I would suggest trying the 22.9.0 release candidate, which has a change as a result of an issue[1] with audio.

[1] [bug]: chan_websocket doesn’t work with genericplc and transcoding · Issue #1785 · asterisk/asterisk · GitHub

Thanks for pointing me to #1785. I’ll test with transcode_via_sln = no and genericplc = false and report back.

However, I believe my issue is different. #1785 is about garbled audio from transcoding path corruption — it happens at any call volume and is constant. My issue is lag/choppy audio that only appears at 90+ concurrent calls and is load-dependent. At 30-50 calls, audio is perfectly clean.

My debugging shows:

  • Audio reaches Asterisk on time (zero WebSocket backpressure)

  • XOFF/XON cycling works correctly (~2030ms matches the 100-frame gap between XOFF at 900 and XON at 800)

  • During XOFF, 800+ frames (16 sec) still sit in the buffer — the phone should never starve

  • Task processors show 0 queue depth

Could the internal frame timer thread become a bottleneck at 90+ chan_websocket channels? With 90 channels × 50 frames/sec = 4500 frame pops/second, could timing drift cause uneven RTP delivery under this load?

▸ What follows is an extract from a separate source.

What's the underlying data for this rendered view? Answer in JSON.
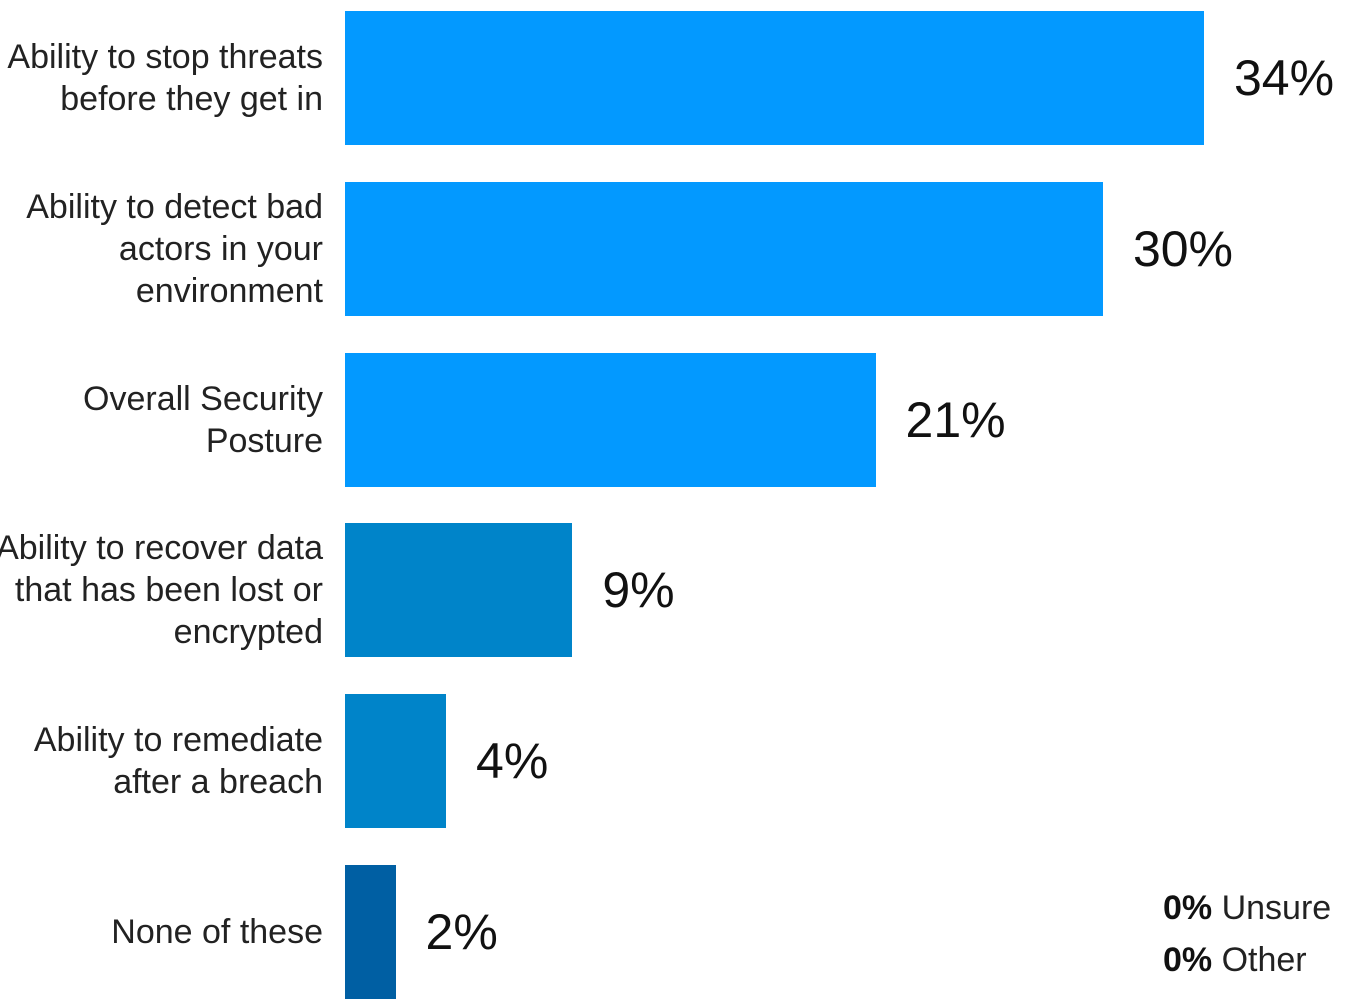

No, you should really just test the release candidate. The change itself has to do with the internal switching of codecs. It is good to eliminate it as a factor, instead of potentially chasing something that was already resolved just in case.

It is unlikely. You can see if timing is affected on the system in general using the “timing test” CLI command.

You can measure this with a packet capture.